British Government Announces Plans to Control Bird Immigration

In a public statement to the House of Commons, the newly-appointed anti-Bird-Flu supremo, Mr. Guy Dog, has said that Britain will prevent the entry of birds with H5-N1 “bird flu” to England, Scotland, Wales, and Northern Ireland. Recognising the extreme concerns of the British public, and the headless-chicken screaming panic of the tabloid editors, new immigration controls will come into effect soon and should remain in force until further notice, or until the media gets bored with covering such a juicy panic-fest story.

Firstly, all birds arriving in Britain will have to land first at an authorised pond which has been checked and declared clean of infection. Secondly, all birds will be required to walk, hop, or splash through a shallow foot-bath of disinfectant. The next step, which is the key to the plan, is based on the European proposal for “animal vaccination passports”. All birds must show an up to date passport with a current visa before being allowed to leave the pond and travel on to inland destinations. There will be fast-track channel for birds who can prove they are British varieties.

Complying with American requests, they must have full personal details in electronic form, and a recent colour photo. Birds with hoods (such as hunting hawks) will have to take them off before being photographed. This has waived in the case of female birds from Saudi Arabia on religious grounds. The passports will be reasonably priced at around $500.

The minister claimed that these rules will prevent any illegal entry by birds, although provisions for arrivals from foreign countries to claim asylum have been attacked by Tory opposition leader, David Cameron, on the grounds that many leading members of his party have been described as “hawks”, and might be excluded when they return from overseas visits.

In late breaking-news, it has been revealed that the minister, Mr. G. Dog is in fact disgraced former minister David Blunkett’s guide dog. Sources close to Mr. Dog say that whilst Mr. Blunkett has not yet been politically rehabilitated, Mr. Dog is politically clean, and won the position on his own merits. This is despite allegations that Mr. Dog has already been accused of attempting to fast-track a visa application for his vet’s parrot, Edna.

Another scandal surrounds a claim that a sickly American hunting bird had been admitted to Britain, but Mr. Dog denied that he was an ill eagle immigrant. Labour officials have been quick to deny what they call cheep propaganda against Mr. Dog simply because he was new in the job. Government whips stated that “Mr. Dog might be look like an old dog, but he is still capable of learning new tricks”.

“an ill eagle immigrant…” Pure genius!

I’m hoping the bird flu will be contained to a small area, say, Central London and its pigeon population.
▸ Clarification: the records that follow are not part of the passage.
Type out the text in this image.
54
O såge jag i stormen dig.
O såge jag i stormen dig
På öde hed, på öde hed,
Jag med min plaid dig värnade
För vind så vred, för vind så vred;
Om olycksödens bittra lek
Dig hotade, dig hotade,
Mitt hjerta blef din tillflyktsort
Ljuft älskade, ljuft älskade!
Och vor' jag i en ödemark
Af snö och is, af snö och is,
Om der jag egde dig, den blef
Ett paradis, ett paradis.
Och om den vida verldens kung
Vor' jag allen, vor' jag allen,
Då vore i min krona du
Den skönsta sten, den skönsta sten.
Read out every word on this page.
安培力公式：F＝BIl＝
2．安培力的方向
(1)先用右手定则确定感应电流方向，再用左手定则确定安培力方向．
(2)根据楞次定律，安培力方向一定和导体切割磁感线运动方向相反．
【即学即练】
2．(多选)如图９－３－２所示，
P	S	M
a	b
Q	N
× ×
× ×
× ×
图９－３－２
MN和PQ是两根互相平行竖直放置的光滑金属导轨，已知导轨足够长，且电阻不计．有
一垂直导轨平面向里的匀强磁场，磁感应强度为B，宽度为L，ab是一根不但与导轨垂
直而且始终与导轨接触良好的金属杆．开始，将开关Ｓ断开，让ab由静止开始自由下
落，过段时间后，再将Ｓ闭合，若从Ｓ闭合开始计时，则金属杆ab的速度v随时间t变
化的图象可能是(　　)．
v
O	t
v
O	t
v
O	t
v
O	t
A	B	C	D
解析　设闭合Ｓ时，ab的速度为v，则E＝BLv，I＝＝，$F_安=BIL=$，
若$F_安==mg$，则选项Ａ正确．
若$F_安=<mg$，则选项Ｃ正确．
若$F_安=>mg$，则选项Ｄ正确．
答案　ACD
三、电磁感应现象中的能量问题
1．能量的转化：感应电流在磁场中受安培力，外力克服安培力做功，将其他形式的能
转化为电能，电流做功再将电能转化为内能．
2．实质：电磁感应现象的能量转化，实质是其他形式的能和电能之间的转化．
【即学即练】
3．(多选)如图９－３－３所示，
How come that when we got BSE in our cattle France immediately banned all imports at the first reported case.

France has now confirmed several positive cases of hn51 whatever it’s called, in turkeys that will end up on our dinner plates. So what is the ineffective debating society we call government going to do?

Absolutely nothing as always, I’ll bet.

Isn’t it comforting to know this countries interests are being protected by the great tony blair.

PMSL

nice one Matt, knew I could count on ya!